04:33Et c'est vrai que l'histoire de la France, c'est une centralisation à marche forcée,
04:38où on imposera d'ailleurs à tous, ne serait-ce que de parler le français,
04:42et on voudra gommer toutes les différences,
04:45et c'est ainsi que la France deviendra la France.
04:47Alors, le bâtard du Roussillon, qui est ce bâtard Jacques de Villiers ?
04:53Ce bâtard est un personnage très étonnant, et un personnage qui a réellement existé,
04:56puisque je m'attache dans le roman à créer un cadre le plus vraisemblable possible,
05:01pour que mon lecteur puisse s'immerger dans l'histoire avec confiance,
05:04en se disant, on ne me raconte pas des histoires, je ne suis pas là pour transformer l'histoire.
05:08Mais, pour en revenir au bâtard du Roussillon, c'est un personnage issu de nulle part,
05:12qui n'a pas d'attache, qui n'a pas d'origine,
05:14et qui pourtant, pour une raison assez mystérieuse, devient gouverneur de la ville d'Elnes,
05:18qui est juste à côté de Perpignan, en Roussillon,
05:21et qui est à l'époque la capitale du Roussillon.
05:23Et bien, il va fermer les portes à l'armée du roi de France qui descend,
05:26une armée, je le disais, de plusieurs dizaines de milliers d'hommes,
05:29il va fermer les portes au roi de France, ce qui est tout à fait inexplicable,
05:31toute la région s'est rendue, il n'a aucune chance de s'en sortir.
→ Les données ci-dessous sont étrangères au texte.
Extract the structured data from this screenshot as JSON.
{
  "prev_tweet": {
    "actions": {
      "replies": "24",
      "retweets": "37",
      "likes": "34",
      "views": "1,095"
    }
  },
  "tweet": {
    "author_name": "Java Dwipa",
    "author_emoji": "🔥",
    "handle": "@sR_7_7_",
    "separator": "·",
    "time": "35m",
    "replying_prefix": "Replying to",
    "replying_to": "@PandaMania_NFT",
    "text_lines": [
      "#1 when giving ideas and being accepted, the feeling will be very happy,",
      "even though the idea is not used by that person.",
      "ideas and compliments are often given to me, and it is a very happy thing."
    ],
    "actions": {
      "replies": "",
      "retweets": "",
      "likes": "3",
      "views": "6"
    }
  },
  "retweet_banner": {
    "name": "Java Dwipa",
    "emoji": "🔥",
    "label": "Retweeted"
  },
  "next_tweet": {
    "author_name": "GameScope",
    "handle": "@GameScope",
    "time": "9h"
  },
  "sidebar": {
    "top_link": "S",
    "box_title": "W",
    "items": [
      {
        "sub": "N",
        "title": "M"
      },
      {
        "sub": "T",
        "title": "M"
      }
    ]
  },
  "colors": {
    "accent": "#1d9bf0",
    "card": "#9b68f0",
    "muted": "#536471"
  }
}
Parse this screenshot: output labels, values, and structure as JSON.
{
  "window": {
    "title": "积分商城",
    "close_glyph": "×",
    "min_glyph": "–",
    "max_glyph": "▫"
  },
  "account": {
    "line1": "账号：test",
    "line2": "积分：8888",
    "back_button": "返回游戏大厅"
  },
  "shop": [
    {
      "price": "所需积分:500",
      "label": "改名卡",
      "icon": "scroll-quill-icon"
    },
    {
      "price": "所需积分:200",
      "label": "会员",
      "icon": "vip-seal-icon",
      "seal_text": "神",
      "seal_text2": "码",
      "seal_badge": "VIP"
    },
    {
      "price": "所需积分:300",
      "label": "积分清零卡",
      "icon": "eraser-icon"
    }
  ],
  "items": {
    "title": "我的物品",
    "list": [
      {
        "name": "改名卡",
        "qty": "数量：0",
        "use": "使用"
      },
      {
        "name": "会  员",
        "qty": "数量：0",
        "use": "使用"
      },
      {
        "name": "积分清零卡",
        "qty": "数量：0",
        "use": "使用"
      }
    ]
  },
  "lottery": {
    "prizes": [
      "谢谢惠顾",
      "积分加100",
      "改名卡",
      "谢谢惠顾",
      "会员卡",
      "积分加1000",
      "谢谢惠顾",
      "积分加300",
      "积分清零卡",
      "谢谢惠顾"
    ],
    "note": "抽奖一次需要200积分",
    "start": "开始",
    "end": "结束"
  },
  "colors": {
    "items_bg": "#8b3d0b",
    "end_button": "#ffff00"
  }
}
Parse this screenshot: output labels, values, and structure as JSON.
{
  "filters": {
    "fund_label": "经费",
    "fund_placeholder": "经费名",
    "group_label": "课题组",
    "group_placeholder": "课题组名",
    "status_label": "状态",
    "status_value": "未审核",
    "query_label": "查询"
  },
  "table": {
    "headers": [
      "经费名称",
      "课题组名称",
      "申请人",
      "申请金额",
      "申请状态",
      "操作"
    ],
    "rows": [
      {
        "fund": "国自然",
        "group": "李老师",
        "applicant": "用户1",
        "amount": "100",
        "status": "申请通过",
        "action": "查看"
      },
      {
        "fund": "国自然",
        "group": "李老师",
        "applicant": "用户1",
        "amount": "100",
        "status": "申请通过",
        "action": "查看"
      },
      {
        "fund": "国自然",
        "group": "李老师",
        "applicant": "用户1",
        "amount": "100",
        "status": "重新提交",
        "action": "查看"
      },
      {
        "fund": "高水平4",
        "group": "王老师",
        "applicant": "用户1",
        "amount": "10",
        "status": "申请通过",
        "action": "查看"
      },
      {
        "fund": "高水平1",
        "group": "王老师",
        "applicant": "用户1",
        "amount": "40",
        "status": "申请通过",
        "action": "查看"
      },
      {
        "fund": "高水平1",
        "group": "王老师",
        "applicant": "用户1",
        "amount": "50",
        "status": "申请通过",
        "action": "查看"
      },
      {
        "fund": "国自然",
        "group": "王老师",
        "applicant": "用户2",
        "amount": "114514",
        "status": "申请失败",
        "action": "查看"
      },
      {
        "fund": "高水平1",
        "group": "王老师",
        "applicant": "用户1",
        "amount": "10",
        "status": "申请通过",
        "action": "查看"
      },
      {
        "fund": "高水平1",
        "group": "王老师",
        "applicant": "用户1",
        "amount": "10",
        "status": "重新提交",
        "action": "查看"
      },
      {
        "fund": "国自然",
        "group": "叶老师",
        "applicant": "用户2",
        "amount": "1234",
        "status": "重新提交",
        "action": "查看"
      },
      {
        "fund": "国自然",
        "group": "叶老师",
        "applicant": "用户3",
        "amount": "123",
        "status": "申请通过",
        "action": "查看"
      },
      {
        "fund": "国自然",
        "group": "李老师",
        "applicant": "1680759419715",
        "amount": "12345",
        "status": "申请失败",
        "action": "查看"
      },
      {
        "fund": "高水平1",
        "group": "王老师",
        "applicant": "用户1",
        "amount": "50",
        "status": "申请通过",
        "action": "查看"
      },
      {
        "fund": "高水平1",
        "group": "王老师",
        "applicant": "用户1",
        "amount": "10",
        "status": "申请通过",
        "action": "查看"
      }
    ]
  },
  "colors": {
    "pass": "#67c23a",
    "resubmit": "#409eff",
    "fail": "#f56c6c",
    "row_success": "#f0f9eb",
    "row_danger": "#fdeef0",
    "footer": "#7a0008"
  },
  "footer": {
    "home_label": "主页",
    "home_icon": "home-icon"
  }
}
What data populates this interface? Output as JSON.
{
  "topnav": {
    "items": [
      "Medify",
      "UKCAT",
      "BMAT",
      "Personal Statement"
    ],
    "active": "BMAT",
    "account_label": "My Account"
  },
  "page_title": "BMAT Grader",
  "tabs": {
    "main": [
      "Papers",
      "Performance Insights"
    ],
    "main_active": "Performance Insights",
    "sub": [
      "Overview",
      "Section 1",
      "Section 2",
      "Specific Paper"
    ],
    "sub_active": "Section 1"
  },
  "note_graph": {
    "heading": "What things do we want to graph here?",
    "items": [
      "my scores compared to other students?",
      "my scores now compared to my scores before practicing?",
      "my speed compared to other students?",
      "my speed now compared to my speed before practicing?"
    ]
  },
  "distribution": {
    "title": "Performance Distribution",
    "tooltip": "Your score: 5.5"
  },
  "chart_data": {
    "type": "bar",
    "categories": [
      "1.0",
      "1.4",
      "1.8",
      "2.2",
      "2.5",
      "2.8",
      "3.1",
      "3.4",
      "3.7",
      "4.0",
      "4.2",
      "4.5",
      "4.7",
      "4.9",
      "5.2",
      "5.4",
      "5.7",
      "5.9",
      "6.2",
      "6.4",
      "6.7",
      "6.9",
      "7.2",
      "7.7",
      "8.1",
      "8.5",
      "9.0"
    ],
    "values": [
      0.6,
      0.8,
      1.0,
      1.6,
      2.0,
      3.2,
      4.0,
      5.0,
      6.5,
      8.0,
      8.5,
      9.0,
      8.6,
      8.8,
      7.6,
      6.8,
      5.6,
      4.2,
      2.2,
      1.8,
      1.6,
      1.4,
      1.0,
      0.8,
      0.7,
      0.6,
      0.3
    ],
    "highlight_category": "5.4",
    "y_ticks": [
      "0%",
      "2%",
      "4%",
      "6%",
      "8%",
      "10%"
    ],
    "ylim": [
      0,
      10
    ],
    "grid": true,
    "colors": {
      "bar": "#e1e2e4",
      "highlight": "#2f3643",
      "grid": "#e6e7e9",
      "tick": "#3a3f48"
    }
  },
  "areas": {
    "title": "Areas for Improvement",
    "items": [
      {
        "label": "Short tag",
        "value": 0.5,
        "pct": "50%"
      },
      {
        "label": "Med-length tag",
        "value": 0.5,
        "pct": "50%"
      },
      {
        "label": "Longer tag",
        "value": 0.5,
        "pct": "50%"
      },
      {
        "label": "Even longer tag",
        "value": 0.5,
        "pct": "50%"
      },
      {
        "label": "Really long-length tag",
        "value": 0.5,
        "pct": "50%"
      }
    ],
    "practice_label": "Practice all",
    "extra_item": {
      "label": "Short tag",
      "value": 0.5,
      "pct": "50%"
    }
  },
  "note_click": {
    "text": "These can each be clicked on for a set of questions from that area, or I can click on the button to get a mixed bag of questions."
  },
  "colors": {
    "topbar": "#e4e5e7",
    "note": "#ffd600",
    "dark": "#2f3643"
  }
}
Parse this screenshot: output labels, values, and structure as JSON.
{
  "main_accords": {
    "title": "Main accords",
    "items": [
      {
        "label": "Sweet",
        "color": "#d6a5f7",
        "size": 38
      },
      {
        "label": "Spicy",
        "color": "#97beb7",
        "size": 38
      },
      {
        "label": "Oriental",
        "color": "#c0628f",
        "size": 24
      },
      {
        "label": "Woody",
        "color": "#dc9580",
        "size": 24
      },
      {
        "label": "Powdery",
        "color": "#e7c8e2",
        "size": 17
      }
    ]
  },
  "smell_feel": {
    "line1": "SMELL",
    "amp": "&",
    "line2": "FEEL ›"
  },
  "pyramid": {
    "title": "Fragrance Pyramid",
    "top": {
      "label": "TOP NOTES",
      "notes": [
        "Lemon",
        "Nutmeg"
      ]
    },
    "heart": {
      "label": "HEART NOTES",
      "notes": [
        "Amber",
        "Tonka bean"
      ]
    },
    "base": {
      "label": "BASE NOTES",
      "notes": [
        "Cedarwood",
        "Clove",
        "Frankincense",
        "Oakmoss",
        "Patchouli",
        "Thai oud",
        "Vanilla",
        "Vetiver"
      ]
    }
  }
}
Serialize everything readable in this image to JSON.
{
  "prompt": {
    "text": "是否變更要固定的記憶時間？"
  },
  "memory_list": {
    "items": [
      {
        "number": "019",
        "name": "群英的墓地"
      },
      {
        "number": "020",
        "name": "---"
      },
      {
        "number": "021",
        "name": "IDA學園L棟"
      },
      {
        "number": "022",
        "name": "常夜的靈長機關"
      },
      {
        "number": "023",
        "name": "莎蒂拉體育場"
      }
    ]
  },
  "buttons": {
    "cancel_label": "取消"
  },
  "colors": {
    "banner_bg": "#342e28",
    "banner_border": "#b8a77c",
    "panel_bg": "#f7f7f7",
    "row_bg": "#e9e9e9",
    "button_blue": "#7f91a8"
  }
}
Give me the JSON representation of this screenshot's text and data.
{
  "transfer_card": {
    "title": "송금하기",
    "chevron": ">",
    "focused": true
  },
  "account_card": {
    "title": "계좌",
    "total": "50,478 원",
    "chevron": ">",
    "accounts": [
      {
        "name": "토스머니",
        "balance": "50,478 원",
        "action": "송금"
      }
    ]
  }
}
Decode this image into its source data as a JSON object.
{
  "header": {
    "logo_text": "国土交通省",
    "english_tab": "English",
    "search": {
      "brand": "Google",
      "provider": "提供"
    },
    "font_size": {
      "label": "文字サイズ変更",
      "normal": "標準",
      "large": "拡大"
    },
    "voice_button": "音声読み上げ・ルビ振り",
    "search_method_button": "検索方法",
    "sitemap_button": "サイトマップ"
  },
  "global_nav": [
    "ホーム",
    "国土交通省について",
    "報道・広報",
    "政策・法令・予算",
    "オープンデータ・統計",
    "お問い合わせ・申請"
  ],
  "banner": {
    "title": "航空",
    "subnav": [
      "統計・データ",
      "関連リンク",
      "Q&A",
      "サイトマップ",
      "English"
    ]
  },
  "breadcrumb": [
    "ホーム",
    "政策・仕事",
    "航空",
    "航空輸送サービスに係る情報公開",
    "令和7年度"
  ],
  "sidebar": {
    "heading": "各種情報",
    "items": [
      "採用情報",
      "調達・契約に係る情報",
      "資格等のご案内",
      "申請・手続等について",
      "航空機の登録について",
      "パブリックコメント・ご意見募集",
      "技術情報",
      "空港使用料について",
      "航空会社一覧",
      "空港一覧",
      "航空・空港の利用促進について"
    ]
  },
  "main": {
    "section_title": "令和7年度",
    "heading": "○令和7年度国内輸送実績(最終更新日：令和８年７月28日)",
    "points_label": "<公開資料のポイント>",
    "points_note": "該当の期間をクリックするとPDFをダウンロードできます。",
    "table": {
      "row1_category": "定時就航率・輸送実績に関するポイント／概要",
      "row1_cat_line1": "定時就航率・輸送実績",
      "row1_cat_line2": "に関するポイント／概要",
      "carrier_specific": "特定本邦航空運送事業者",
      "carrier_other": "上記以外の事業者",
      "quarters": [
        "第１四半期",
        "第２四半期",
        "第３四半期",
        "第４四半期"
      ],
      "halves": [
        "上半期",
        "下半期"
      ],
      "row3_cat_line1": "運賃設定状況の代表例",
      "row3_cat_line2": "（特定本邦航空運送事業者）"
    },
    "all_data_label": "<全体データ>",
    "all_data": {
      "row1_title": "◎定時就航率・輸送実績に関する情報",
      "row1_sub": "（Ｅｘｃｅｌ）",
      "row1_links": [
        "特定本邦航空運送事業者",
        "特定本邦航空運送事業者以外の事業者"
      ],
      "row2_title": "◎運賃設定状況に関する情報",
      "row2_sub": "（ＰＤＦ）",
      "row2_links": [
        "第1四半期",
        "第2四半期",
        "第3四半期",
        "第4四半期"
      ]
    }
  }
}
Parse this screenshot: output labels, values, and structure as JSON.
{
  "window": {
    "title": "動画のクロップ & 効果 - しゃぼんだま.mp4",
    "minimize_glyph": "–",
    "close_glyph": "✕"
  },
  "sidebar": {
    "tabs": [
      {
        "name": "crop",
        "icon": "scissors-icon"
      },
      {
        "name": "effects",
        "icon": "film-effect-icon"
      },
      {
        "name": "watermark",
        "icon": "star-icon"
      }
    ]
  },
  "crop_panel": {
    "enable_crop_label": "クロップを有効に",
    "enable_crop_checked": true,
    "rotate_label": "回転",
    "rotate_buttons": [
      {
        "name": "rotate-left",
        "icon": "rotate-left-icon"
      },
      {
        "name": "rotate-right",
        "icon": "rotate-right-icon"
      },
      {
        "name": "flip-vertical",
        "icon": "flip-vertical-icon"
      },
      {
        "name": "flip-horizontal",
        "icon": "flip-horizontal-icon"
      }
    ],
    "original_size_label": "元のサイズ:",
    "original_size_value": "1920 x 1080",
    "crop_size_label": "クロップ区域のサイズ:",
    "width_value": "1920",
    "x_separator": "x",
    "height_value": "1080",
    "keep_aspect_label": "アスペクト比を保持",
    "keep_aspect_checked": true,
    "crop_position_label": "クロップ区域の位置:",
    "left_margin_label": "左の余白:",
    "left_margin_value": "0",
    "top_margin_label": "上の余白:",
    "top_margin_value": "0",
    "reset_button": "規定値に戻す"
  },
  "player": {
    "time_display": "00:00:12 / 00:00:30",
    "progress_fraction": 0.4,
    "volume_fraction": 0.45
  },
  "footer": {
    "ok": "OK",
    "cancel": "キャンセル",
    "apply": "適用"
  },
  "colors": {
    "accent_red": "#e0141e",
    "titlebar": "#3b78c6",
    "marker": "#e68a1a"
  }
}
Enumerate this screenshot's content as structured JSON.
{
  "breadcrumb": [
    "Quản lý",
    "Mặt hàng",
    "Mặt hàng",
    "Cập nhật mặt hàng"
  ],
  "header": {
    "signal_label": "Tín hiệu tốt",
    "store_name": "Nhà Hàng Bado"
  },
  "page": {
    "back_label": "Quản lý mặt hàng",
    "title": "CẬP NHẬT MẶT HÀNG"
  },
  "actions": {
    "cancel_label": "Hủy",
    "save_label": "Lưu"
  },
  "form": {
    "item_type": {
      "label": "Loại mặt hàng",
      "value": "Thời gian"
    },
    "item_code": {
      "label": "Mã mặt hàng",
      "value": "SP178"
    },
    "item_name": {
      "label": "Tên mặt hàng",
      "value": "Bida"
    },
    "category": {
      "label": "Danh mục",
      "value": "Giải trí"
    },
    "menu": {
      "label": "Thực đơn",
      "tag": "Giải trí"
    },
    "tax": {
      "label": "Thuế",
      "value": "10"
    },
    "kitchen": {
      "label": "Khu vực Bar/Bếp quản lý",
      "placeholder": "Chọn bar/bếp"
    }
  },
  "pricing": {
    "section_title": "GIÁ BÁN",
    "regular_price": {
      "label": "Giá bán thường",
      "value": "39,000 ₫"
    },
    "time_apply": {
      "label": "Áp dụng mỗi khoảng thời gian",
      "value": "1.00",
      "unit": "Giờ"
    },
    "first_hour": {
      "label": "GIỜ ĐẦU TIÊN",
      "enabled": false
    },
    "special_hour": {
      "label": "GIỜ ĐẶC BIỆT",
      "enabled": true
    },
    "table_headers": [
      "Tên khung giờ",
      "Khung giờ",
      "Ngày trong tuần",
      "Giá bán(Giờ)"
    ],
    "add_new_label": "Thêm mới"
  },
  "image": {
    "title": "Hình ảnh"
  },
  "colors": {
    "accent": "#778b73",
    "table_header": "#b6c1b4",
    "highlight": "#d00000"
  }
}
05:35C'est incompréhensible, et pourtant, il pose cet acte-là en disant,
05:37non, le roi de France ne passera pas.
05:40Et donc, ce personnage-là, très étonnant, très mystérieux,
05:43et pourtant, d'une liberté assez phénoménale,
05:45et d'un courage ou d'une inconscience aussi grande,
05:48et bien, il m'a intéressé parce qu'il va rencontrer,
05:51et je n'en dis pas plus, mais il va rencontrer le jeune Philippe Lebel,
05:55au cours de multiples péripéties,
05:57et c'est cette rencontre-là qui est intéressante,
05:59entre un jeune promis aux plus hautes fonctions de l'État,
06:02et quelqu'un qui n'est personne,
06:04mais qui pourtant, partage avec ce jeune promis,
06:06un pragmatisme à toute épreuve,
06:08et un sens des instincts et des évidences historiques.
06:13Alors, on l'appelle Philippe Lebel,
06:15en fait, c'est Philippe IV,
06:17absolument,
06:17qui a marqué l'histoire de France.
06:20Ceux qui se souviennent, comme moi,
06:23lorsqu'ils étaient enfants,
06:24avoir découvert Philippe Lebel avec les rois maudits,
06:27se souviennent que c'était Georges Marshall
06:29qui interprétait Philippe Lebel,
06:32qui était un vieil acteur,
06:34il n'était pas forcément vieux, d'ailleurs, encore, en 71 ou 72,
06:37mais c'était un très bel homme,
06:39Georges Marshall.
06:41Et il y avait cette passion pour les rois maudits,
06:44qui avait été un succès absolument incroyable.
06:46Vous avez dit tout à l'heure que c'est Maurice Druon
06:48qui avait écrit,
06:49sans doute aidé d'Edmond Charleroux,
06:52c'est la légende, en tout cas, qui le dit.
06:55Il y a eu, je crois, six ou sept épisodes,
06:57ça avait été réalisé par Claude Berma,
06:59il y avait Jean-Piat qui jouait le baron Écarlate,
07:01il y avait Louis Seignier qui jouait le banquier,
07:04il y avait Maoud Artois
07:05qui était joué par François Seignier, peut-être.
07:09Non, Hélène Duc,
07:10Hélène Duc,
07:11dont tout ça, c'était des comédiens de la comédie française.
07:17Et c'est vrai qu'il y a une passion pour l'histoire
07:19qui ne se dément pas,
07:20avec le Puy du Fou,
07:22dans votre famille, évidemment,
07:24et l'illustration.
07:27Le Puy du Fou qui est ouvert en ce moment
07:28et qui, tous les jours, fait le plein.
07:31C'est absolument incroyable,
07:32cette passion pour l'histoire de France.